Sunday 18 February 2018

Keeping on top of things

Condidering that the Jackdaw population of St Dogmaels must be somewhere in the high hundreds, if not more, and that over the past five years or so I've been very restrained and only ringed 27 of them, I was quite suprised to see this pair when I looked out of the window this morning. (Photo not the best since there was double-glazing in the way).

Tuesday 13 February 2018


We started ringing Linnets at Mwnt in April 2016, and had trapped 1240 birds without encountering any ringed elsewhere; until last week that is, when we met our first ringed bird that hadn't been ringed by us.  Considering that so few are ringed elsewhere in Wales each year, I had high hopes that this bird might support my suspicion that our substantial wintering population is almost entirely separate from our breeding population, and may come from somewhere further North than Beaumaris.

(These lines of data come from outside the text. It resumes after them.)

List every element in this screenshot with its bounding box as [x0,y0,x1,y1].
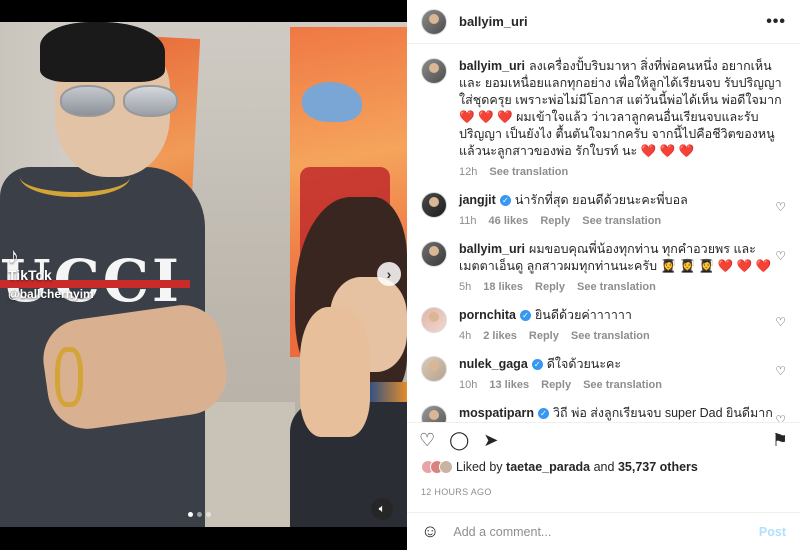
verified-badge-icon: ✓ [499,195,511,206]
chevron-right-icon: › [386,266,392,282]
gold-bracelet [55,347,83,407]
verified-badge-icon: ✓ [519,310,531,321]
see-translation-link[interactable]: See translation [577,281,656,293]
carousel-dot [188,512,193,517]
comment-time: 5h [459,281,472,293]
comment-icon[interactable]: ◯ [449,431,469,449]
avatar[interactable] [421,307,447,333]
heart-icon[interactable]: ♡ [419,431,435,449]
comment-text: น่ารักที่สุด ยอนดีด้วยนะคะพี่บอล [514,193,688,207]
comment-item: mospatiparn ✓ วิถี พ่อ ส่งลูกเรียนจบ super… [421,405,786,422]
post-timestamp[interactable]: 12 HOURS AGO [421,487,492,497]
avatar[interactable] [421,241,447,267]
next-slide-button[interactable]: › [377,262,401,286]
comment-like-heart-icon[interactable]: ♡ [775,249,786,263]
comment-like-heart-icon[interactable]: ♡ [775,364,786,378]
post-photo: UCCI [0,22,407,527]
verified-badge-icon: ✓ [538,408,550,419]
avatar [439,460,453,474]
see-translation-link[interactable]: See translation [582,215,661,227]
comment-input[interactable] [453,524,759,539]
carousel-dots [188,512,211,517]
liker-avatars [421,460,453,474]
man-hair [40,22,165,82]
avatar[interactable] [421,58,447,84]
add-comment-bar: ☺ Post [407,512,800,550]
post-sidebar: ballyim_uri ••• ballyim_uri ลงเครื่องปั้บ… [407,0,800,550]
post-author-username[interactable]: ballyim_uri [459,14,528,29]
liked-by-joiner: and [593,460,615,474]
tiktok-logo-icon: ♪ [8,243,19,268]
mute-button[interactable]: 🔈︎ [371,498,393,520]
see-translation-link[interactable]: See translation [489,166,568,178]
liked-by-user[interactable]: taetae_parada [506,460,590,474]
caption: ballyim_uri ลงเครื่องปั้บริบมาหา สิ่งที่พ… [421,58,786,178]
reply-button[interactable]: Reply [541,379,571,391]
comment-time: 4h [459,330,472,342]
send-icon[interactable]: ➤ [483,431,498,449]
caption-text: ลงเครื่องปั้บริบมาหา สิ่งที่พ่อคนหนึ่ง อ… [459,59,782,158]
carousel-dot [197,512,202,517]
post-header: ballyim_uri ••• [407,0,800,44]
liked-by-label: Liked by [456,460,503,474]
comment-time: 11h [459,215,477,227]
comment-likes[interactable]: 2 likes [483,330,517,342]
bookmark-icon[interactable]: ⚑ [772,431,788,449]
comments-list[interactable]: ballyim_uri ลงเครื่องปั้บริบมาหา สิ่งที่พ… [407,44,800,422]
speaker-icon: 🔈︎ [378,502,386,515]
comment-item: nulek_gaga ✓ ดีใจด้วยนะคะ 10h 13 likes Rep… [421,356,786,391]
comment-username[interactable]: jangjit [459,193,496,207]
sunglasses [55,80,180,120]
reply-button[interactable]: Reply [529,330,559,342]
more-options-icon[interactable]: ••• [766,13,786,31]
likes-count[interactable]: 35,737 others [618,460,698,474]
comment-time: 10h [459,379,478,391]
post-actions: ♡ ◯ ➤ ⚑ [407,422,800,456]
comment-username[interactable]: mospatiparn [459,406,534,420]
avatar[interactable] [421,8,447,35]
avatar[interactable] [421,356,447,382]
comment-text: ยินดีด้วยค่าาาาาา [534,308,632,322]
comment-username[interactable]: nulek_gaga [459,357,528,371]
tiktok-brand: TikTok [8,267,52,283]
comment-like-heart-icon[interactable]: ♡ [775,413,786,422]
comment-likes[interactable]: 18 likes [483,281,523,293]
comment-item: pornchita ✓ ยินดีด้วยค่าาาาาา 4h 2 likes R… [421,307,786,342]
comment-username[interactable]: pornchita [459,308,516,322]
see-translation-link[interactable]: See translation [583,379,662,391]
avatar[interactable] [421,405,447,422]
post-media[interactable]: UCCI ♪ TikTok @ballchernyim › 🔈︎ [0,0,407,550]
reply-button[interactable]: Reply [540,215,570,227]
comment-likes[interactable]: 13 likes [489,379,529,391]
carousel-dot [206,512,211,517]
caption-time: 12h [459,166,478,178]
post-button[interactable]: Post [759,525,786,539]
comment-item: jangjit ✓ น่ารักที่สุด ยอนดีด้วยนะคะพี่บอล… [421,192,786,227]
reply-button[interactable]: Reply [535,281,565,293]
comment-like-heart-icon[interactable]: ♡ [775,315,786,329]
comment-like-heart-icon[interactable]: ♡ [775,200,786,214]
likes-summary: Liked by taetae_parada and 35,737 others [421,460,698,474]
avatar[interactable] [421,192,447,218]
poster-bird-graphic [302,82,362,122]
verified-badge-icon: ✓ [531,359,543,370]
see-translation-link[interactable]: See translation [571,330,650,342]
woman-praying-hands [300,307,370,437]
tiktok-username: @ballchernyim [8,287,94,301]
comment-item: ballyim_uri ผมขอบคุณพี่น้องทุกท่าน ทุกคำอ… [421,241,786,293]
smiley-icon[interactable]: ☺ [421,521,439,542]
caption-username[interactable]: ballyim_uri [459,59,525,73]
comment-likes[interactable]: 46 likes [489,215,529,227]
gold-chain [20,157,130,197]
tiktok-watermark: ♪ TikTok [8,243,52,284]
comment-text: ดีใจด้วยนะคะ [546,357,622,371]
comment-username[interactable]: ballyim_uri [459,242,525,256]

While waiting over the weekend, I did some concentrated number-crunching, and ended up with a plot comparing original ringing date with the number of days to our subsequent recapture of the same bird. I was very gratified to find that this plot, although a bit gappy for reasons outwith our control, entirely supports the impression I'd got: the breeding population disappears almost entirely in about mid-October, to be replaced by a wintering population that arrives at about the same time and itself disappears by about mid-April, while the breeding population has been re-appearing since about the end of March (and showing signs of having been somewhere hot enough to bleach their feathers).  I'll produce a refined and annotated version of this plot in due course.

Today we received details of our 'control', ringed as a juvenile at the beginning of August last year on South Uist in the Outer Hebrides, 600km from Mwnt. This is a genuinely exciting moment in the project, and inspires us to go forward with increased effort, if that be possible.